Sin embargo, la oportunidad de arraigar a los intelectuales, en tanto alternativa a los gobiernos de hacendados, tuvo su más estrepitoso fracaso.
Primero, el proyecto aparentemente invulnerable cedió a la tentación del exceso. De una visión social vía el conocimiento, vimos no a familias, sino a personajes en doloroso encumbramiento. Vimos un reparto grotesco de concesiones, beneficios, patentes, potestades y hasta liderazgos, encauzados por caminos bien distintos a los planteados por la autoridad conversa en caciques académicos.
Fue imposible retener la cascada de ambiciones. Quienes no tenían y llegaron a tener, locos se volvieron y nada más nos faltó el tristemente célebre actuar de Arturo Durazo Moreno, recibiendo condecoraciones de la sinrazón y del cinismo.
Se dice fácil. Seis años de estabilidad política pese a las ambiciones propias es un reto.
Recuerdo el entusiasmo de los grupos orticistas por coronarse en aquella elección novembrera cuando nunca Enrique Jackson, nunca abandonó a un Mariano González, desencajado, decidido a no aceptar las fallas de su sistema de inteligencia. Sus redes fallaron.
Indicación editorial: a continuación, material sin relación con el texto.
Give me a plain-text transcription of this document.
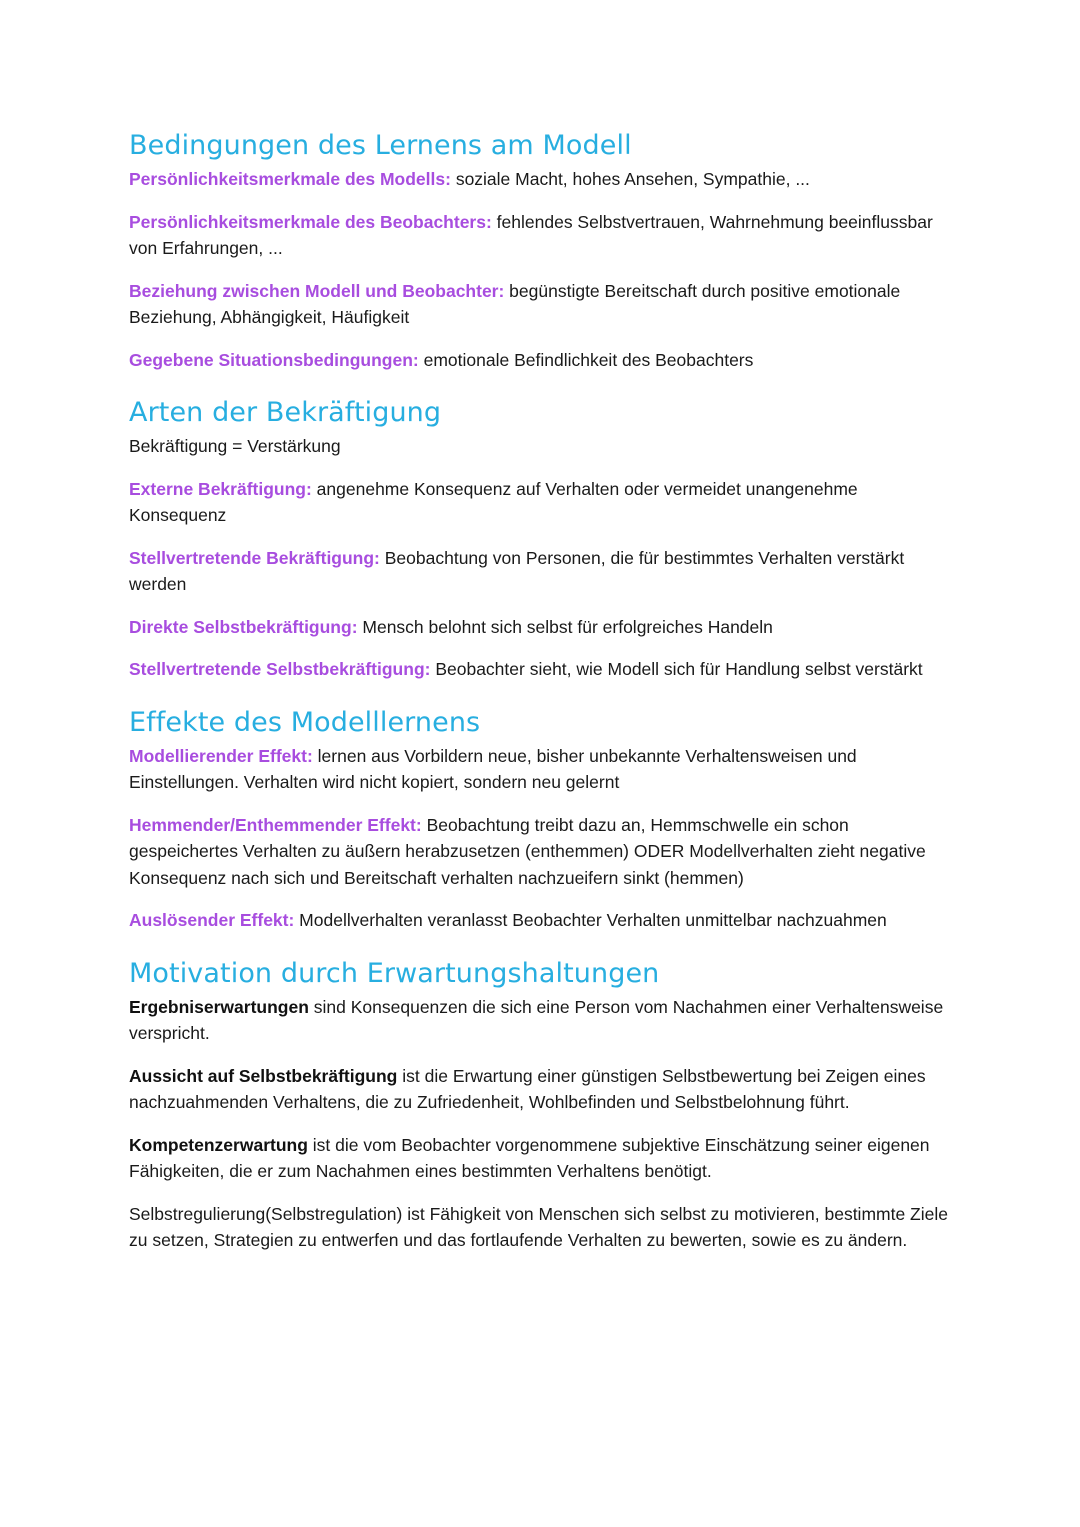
Bedingungen des Lernens am Modell

Persönlichkeitsmerkmale des Modells: soziale Macht, hohes Ansehen, Sympathie, ...

Persönlichkeitsmerkmale des Beobachters: fehlendes Selbstvertrauen, Wahrnehmung beeinflussbar von Erfahrungen, ...

Beziehung zwischen Modell und Beobachter: begünstigte Bereitschaft durch positive emotionale Beziehung, Abhängigkeit, Häufigkeit

Gegebene Situationsbedingungen: emotionale Befindlichkeit des Beobachters

Arten der Bekräftigung

Bekräftigung = Verstärkung

Externe Bekräftigung: angenehme Konsequenz auf Verhalten oder vermeidet unangenehme Konsequenz

Stellvertretende Bekräftigung: Beobachtung von Personen, die für bestimmtes Verhalten verstärkt werden

Direkte Selbstbekräftigung: Mensch belohnt sich selbst für erfolgreiches Handeln

Stellvertretende Selbstbekräftigung: Beobachter sieht, wie Modell sich für Handlung selbst verstärkt

Effekte des Modelllernens

Modellierender Effekt: lernen aus Vorbildern neue, bisher unbekannte Verhaltensweisen und Einstellungen. Verhalten wird nicht kopiert, sondern neu gelernt

Hemmender/Enthemmender Effekt: Beobachtung treibt dazu an, Hemmschwelle ein schon gespeichertes Verhalten zu äußern herabzusetzen (enthemmen) ODER Modellverhalten zieht negative Konsequenz nach sich und Bereitschaft verhalten nachzueifern sinkt (hemmen)

Auslösender Effekt: Modellverhalten veranlasst Beobachter Verhalten unmittelbar nachzuahmen

Motivation durch Erwartungshaltungen

Ergebniserwartungen sind Konsequenzen die sich eine Person vom Nachahmen einer Verhaltensweise verspricht.

Aussicht auf Selbstbekräftigung ist die Erwartung einer günstigen Selbstbewertung bei Zeigen eines nachzuahmenden Verhaltens, die zu Zufriedenheit, Wohlbefinden und Selbstbelohnung führt.

Kompetenzerwartung ist die vom Beobachter vorgenommene subjektive Einschätzung seiner eigenen Fähigkeiten, die er zum Nachahmen eines bestimmten Verhaltens benötigt.

Selbstregulierung(Selbstregulation) ist Fähigkeit von Menschen sich selbst zu motivieren, bestimmte Ziele zu setzen, Strategien zu entwerfen und das fortlaufende Verhalten zu bewerten, sowie es zu ändern.
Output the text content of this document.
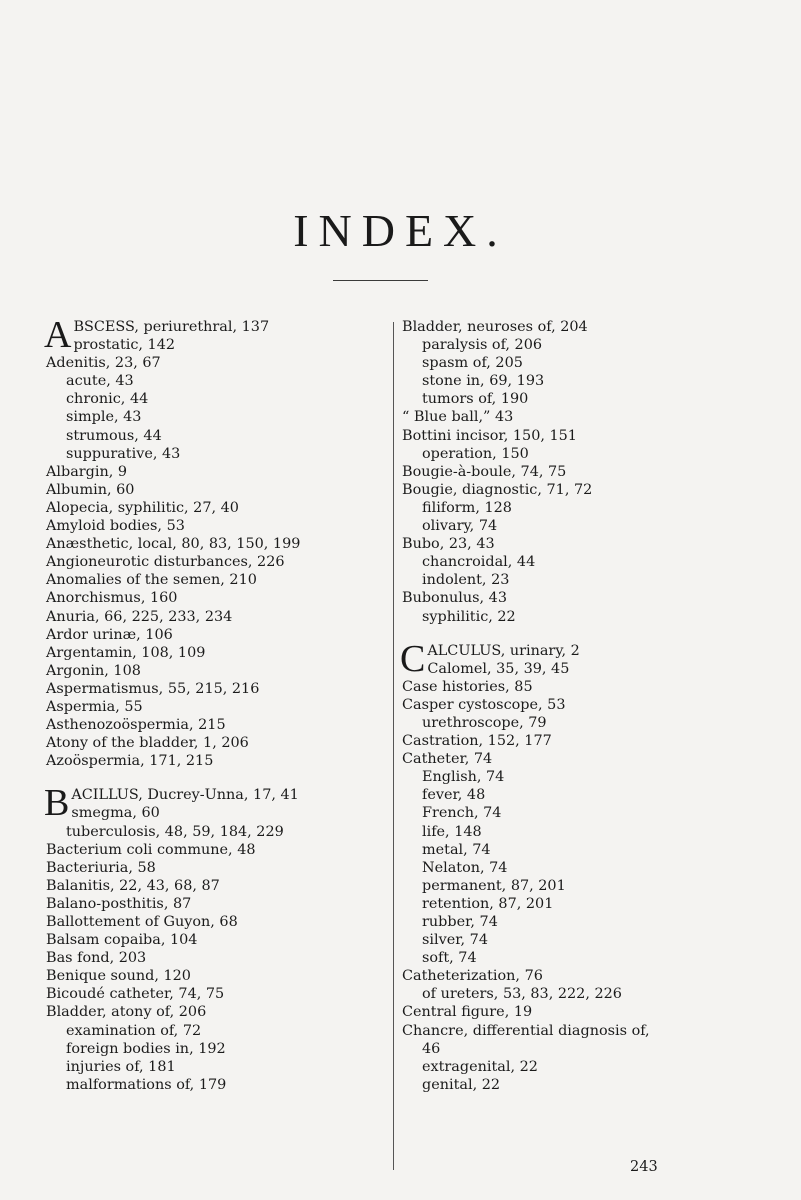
INDEX.
A BSCESS, periurethral, 137
prostatic, 142
Adenitis, 23, 67
acute, 43
chronic, 44
simple, 43
strumous, 44
suppurative, 43
Albargin, 9
Albumin, 60
Alopecia, syphilitic, 27, 40
Amyloid bodies, 53
Anæsthetic, local, 80, 83, 150, 199
Angioneurotic disturbances, 226
Anomalies of the semen, 210
Anorchismus, 160
Anuria, 66, 225, 233, 234
Ardor urinæ, 106
Argentamin, 108, 109
Argonin, 108
Aspermatismus, 55, 215, 216
Aspermia, 55
Asthenozoöspermia, 215
Atony of the bladder, 1, 206
Azoöspermia, 171, 215
B ACILLUS, Ducrey-Unna, 17, 41
smegma, 60
tuberculosis, 48, 59, 184, 229
Bacterium coli commune, 48
Bacteriuria, 58
Balanitis, 22, 43, 68, 87
Balano-posthitis, 87
Ballottement of Guyon, 68
Balsam copaiba, 104
Bas fond, 203
Benique sound, 120
Bicoudé catheter, 74, 75
Bladder, atony of, 206
examination of, 72
foreign bodies in, 192
injuries of, 181
malformations of, 179
Bladder, neuroses of, 204
paralysis of, 206
spasm of, 205
stone in, 69, 193
tumors of, 190
“ Blue ball,” 43
Bottini incisor, 150, 151
operation, 150
Bougie-à-boule, 74, 75
Bougie, diagnostic, 71, 72
filiform, 128
olivary, 74
Bubo, 23, 43
chancroidal, 44
indolent, 23
Bubonulus, 43
syphilitic, 22
C ALCULUS, urinary, 2
Calomel, 35, 39, 45
Case histories, 85
Casper cystoscope, 53
urethroscope, 79
Castration, 152, 177
Catheter, 74
English, 74
fever, 48
French, 74
life, 148
metal, 74
Nelaton, 74
permanent, 87, 201
retention, 87, 201
rubber, 74
silver, 74
soft, 74
Catheterization, 76
of ureters, 53, 83, 222, 226
Central figure, 19
Chancre, differential diagnosis of,
46
extragenital, 22
genital, 22
243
Yo diría que la gente estaba hastiada de dar su voto a los ricos que se hacían más ricos en el poder.
Y con el tiempo, otro factor sorprendió a los académicos. La tozudez del presidente Calderón, para sacar del anonimato a un personaje incapaz siquiera de conciliar a los grupos que la harían ganadora o perdedora.
A la llegada de quien protagonizó ese fracaso electoral panista el daño ya estaba hecho.
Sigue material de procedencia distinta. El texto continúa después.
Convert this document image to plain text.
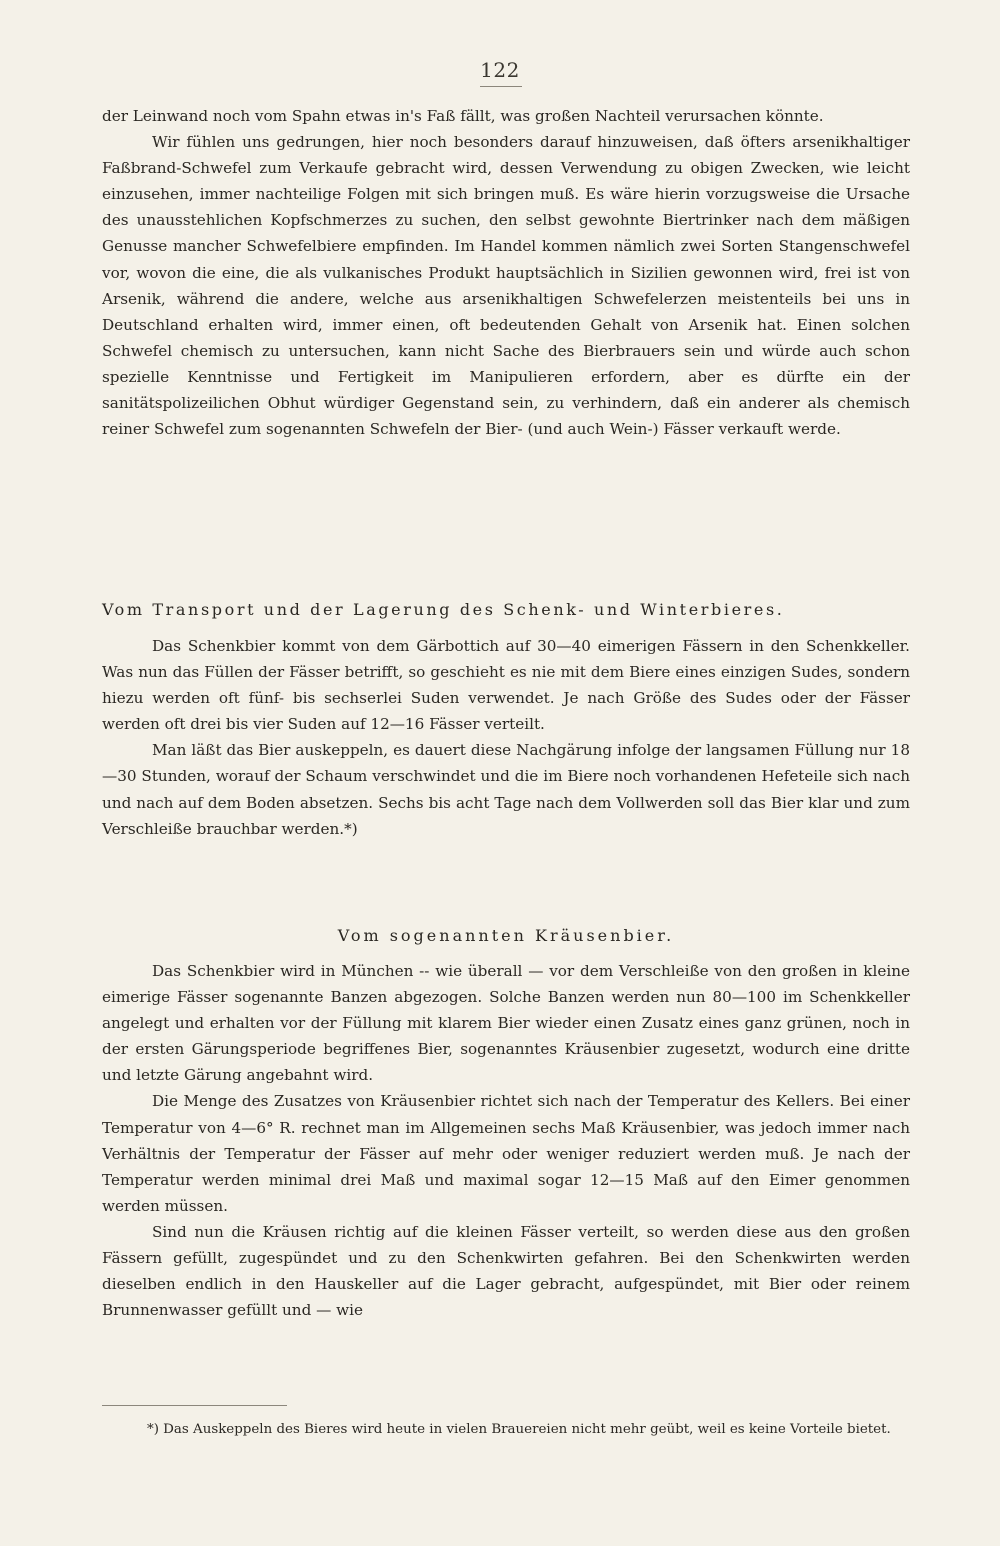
122

der Leinwand noch vom Spahn etwas in's Faß fällt, was großen Nachteil verursachen könnte.

Wir fühlen uns gedrungen, hier noch besonders darauf hinzuweisen, daß öfters arsenikhaltiger Faßbrand-Schwefel zum Verkaufe gebracht wird, dessen Verwendung zu obigen Zwecken, wie leicht einzusehen, immer nachteilige Folgen mit sich bringen muß. Es wäre hierin vorzugsweise die Ursache des unausstehlichen Kopfschmerzes zu suchen, den selbst gewohnte Biertrinker nach dem mäßigen Genusse mancher Schwefelbiere empfinden. Im Handel kommen nämlich zwei Sorten Stangenschwefel vor, wovon die eine, die als vulkanisches Produkt hauptsächlich in Sizilien gewonnen wird, frei ist von Arsenik, während die andere, welche aus arsenikhaltigen Schwefelerzen meistenteils bei uns in Deutschland erhalten wird, immer einen, oft bedeutenden Gehalt von Arsenik hat. Einen solchen Schwefel chemisch zu untersuchen, kann nicht Sache des Bierbrauers sein und würde auch schon spezielle Kenntnisse und Fertigkeit im Manipulieren erfordern, aber es dürfte ein der sanitätspolizeilichen Obhut würdiger Gegenstand sein, zu verhindern, daß ein anderer als chemisch reiner Schwefel zum sogenannten Schwefeln der Bier- (und auch Wein-) Fässer verkauft werde.

Vom Transport und der Lagerung des Schenk- und Winterbieres.

Das Schenkbier kommt von dem Gärbottich auf 30—40 eimerigen Fässern in den Schenkkeller. Was nun das Füllen der Fässer betrifft, so geschieht es nie mit dem Biere eines einzigen Sudes, sondern hiezu werden oft fünf- bis sechserlei Suden verwendet. Je nach Größe des Sudes oder der Fässer werden oft drei bis vier Suden auf 12—16 Fässer verteilt.

Man läßt das Bier auskeppeln, es dauert diese Nachgärung infolge der langsamen Füllung nur 18—30 Stunden, worauf der Schaum verschwindet und die im Biere noch vorhandenen Hefeteile sich nach und nach auf dem Boden absetzen. Sechs bis acht Tage nach dem Vollwerden soll das Bier klar und zum Verschleiße brauchbar werden.*)

Vom sogenannten Kräusenbier.

Das Schenkbier wird in München -- wie überall — vor dem Verschleiße von den großen in kleine eimerige Fässer sogenannte Banzen abgezogen. Solche Banzen werden nun 80—100 im Schenkkeller angelegt und erhalten vor der Füllung mit klarem Bier wieder einen Zusatz eines ganz grünen, noch in der ersten Gärungsperiode begriffenes Bier, sogenanntes Kräusenbier zugesetzt, wodurch eine dritte und letzte Gärung angebahnt wird.

Die Menge des Zusatzes von Kräusenbier richtet sich nach der Temperatur des Kellers. Bei einer Temperatur von 4—6° R. rechnet man im Allgemeinen sechs Maß Kräusenbier, was jedoch immer nach Verhältnis der Temperatur der Fässer auf mehr oder weniger reduziert werden muß. Je nach der Temperatur werden minimal drei Maß und maximal sogar 12—15 Maß auf den Eimer genommen werden müssen.

Sind nun die Kräusen richtig auf die kleinen Fässer verteilt, so werden diese aus den großen Fässern gefüllt, zugespündet und zu den Schenkwirten gefahren. Bei den Schenkwirten werden dieselben endlich in den Hauskeller auf die Lager gebracht, aufgespündet, mit Bier oder reinem Brunnenwasser gefüllt und — wie

*) Das Auskeppeln des Bieres wird heute in vielen Brauereien nicht mehr geübt, weil es keine Vorteile bietet.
Digamos que fue una formidable coartada para dejar la obra inconclusa. Y no me limito a la obra pública, sino al sello indeleble impreso al ejercicio de poder.
Hoy vemos seis años, ni perdidos, ni ganados, solo transcurridos.
Pudieron ser admirables. Pero no.
Este trecho nos deja un buen aprendizaje.
La arrogancia de los académicos es su peor enemigo. Paradójico, verdad, quienes debieron ser administradores ejemplares, gracias a sus maestrías y doctorados, reprobaron una materia básica: la honestidad.